- TreviPay, a B2B payments and invoicing network, announced support for cross-currency sales between businesses.
- The new capability will serve as an “enhanced trade credit” and will help businesses increase buyer loyalty.
- Headquartered in Kansas, TreviPay made its Finovate debut last September at FinovateFall.
B2B payments and invoicing network TreviPay announced support for cross-currency sales between businesses. The new capability will enable TreviPay to facilitate transactions in which buyers want to be invoiced in and to pay with a currency that is different from the currency disbursed to the merchant. Referring to the capability as an “enhanced trade credit,” TreviPay believes it will help businesses boost buyer loyalty.
Brandon Spear, TreviPay CEO, pointed out that merchants operating on a global scale have unique challenges when it comes to their more diverse customer base. “Not all merchants are able to establish a bank account in every preferred currency of their customers,” Spear said. “TreviPay’s enhanced technology and cross-currency solution empowers geographical expansion and makes global trade more accessible to merchants across all sales channels.”
Founded in 1980 and headquartered in Overland Park, Kansas, TreviPay made its Finovate debut last year at FinovateFall. At the conference, the company showed how its Small Business Supplier Payments Network enables banks tap into the small business B2B trade credit market and expand their small business product offerings. In her presentation, TreviPay SVP and Head of Small Business Markets Rissi Lovern explained the financial burdens placed on small business suppliers as an opportunity for banks.
“Every day our small business suppliers act as a bank for their business customers,” Lovern said to the FinovateFall audience last September. “Oftentimes these business customers are much larger than they are. In fact, in the U.S., they extend five trillion dollars in trade credit annually, financing less than 15% of those extensions, and waiting an average of 51 days to get paid.”
Small business suppliers want real-time, risk-free, debt free payments, Lovern said. Business buyers, at the same time, demand trade credit because it is a key component of their working capital stack. TreviPay’s Small Business Supplier Payments Network responds to both needs.

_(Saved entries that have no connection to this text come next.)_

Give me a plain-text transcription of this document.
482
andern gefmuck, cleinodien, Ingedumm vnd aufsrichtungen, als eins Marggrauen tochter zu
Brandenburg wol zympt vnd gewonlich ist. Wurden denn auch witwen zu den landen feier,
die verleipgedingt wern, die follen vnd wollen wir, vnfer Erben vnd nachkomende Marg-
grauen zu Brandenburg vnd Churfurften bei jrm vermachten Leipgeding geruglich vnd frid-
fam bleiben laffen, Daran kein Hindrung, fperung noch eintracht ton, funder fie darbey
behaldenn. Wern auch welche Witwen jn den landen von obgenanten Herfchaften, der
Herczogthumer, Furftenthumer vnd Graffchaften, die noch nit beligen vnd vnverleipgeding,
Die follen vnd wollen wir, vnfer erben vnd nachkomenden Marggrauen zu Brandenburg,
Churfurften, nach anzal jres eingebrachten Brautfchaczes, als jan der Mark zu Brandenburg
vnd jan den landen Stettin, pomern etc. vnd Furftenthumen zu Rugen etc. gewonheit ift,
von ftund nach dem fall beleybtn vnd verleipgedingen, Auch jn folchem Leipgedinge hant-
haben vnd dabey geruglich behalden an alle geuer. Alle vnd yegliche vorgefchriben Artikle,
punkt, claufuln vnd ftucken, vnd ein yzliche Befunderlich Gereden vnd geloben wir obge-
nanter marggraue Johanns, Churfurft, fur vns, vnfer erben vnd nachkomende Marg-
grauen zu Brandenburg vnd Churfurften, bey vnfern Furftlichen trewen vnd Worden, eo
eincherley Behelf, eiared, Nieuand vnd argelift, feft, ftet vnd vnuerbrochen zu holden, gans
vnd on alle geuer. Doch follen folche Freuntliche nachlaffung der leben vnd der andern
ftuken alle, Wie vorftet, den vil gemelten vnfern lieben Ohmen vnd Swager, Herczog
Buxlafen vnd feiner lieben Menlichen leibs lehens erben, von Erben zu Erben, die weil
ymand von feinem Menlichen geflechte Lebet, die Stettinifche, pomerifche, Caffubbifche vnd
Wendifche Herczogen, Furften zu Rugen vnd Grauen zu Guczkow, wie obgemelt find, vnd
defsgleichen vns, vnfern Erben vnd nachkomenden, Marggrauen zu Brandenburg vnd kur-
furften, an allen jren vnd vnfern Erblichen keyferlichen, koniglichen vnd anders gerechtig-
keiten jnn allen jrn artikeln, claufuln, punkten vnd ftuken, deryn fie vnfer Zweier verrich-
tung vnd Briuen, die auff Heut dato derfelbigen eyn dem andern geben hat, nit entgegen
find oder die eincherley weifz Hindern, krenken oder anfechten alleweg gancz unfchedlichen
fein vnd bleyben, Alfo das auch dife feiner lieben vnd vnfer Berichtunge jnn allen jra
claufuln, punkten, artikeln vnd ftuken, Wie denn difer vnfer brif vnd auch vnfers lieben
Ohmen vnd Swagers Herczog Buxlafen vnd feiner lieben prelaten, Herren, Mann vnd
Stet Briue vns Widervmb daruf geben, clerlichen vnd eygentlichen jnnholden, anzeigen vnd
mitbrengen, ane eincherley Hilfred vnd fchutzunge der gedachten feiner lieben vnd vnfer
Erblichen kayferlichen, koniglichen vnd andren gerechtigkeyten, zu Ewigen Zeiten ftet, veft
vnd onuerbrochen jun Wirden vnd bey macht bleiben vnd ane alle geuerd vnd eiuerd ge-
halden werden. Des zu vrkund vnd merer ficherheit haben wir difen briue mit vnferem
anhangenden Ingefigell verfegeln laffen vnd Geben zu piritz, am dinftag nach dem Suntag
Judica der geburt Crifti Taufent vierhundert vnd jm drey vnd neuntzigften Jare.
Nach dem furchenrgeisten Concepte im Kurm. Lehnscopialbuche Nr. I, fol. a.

In the year since its Finovate debut, TreviPay has teamed up with payments orchestration technology provider BlueSnap and acquired payments platform Apruve, and forged partnerships with SME cashflow specialist Cloudfloat and SaaS-based marketplace management solution Mirakl. More recently, the company announced a partnership with Samsung Electronics Australia. The deal will enable Samsung’s direct-to-consumer business to extend payment terms and invoice-based purchasing to B2B buyers.
“In today’s world, enabling merchants to extend credit to their buyers in a streamlined and convenient embedded payment experience is essential to compete globally and drive customer loyalty,” Spear said.
Operating in 32 countries and in 20 currencies, TreviPay processes more than $6 billion in transaction volume annually.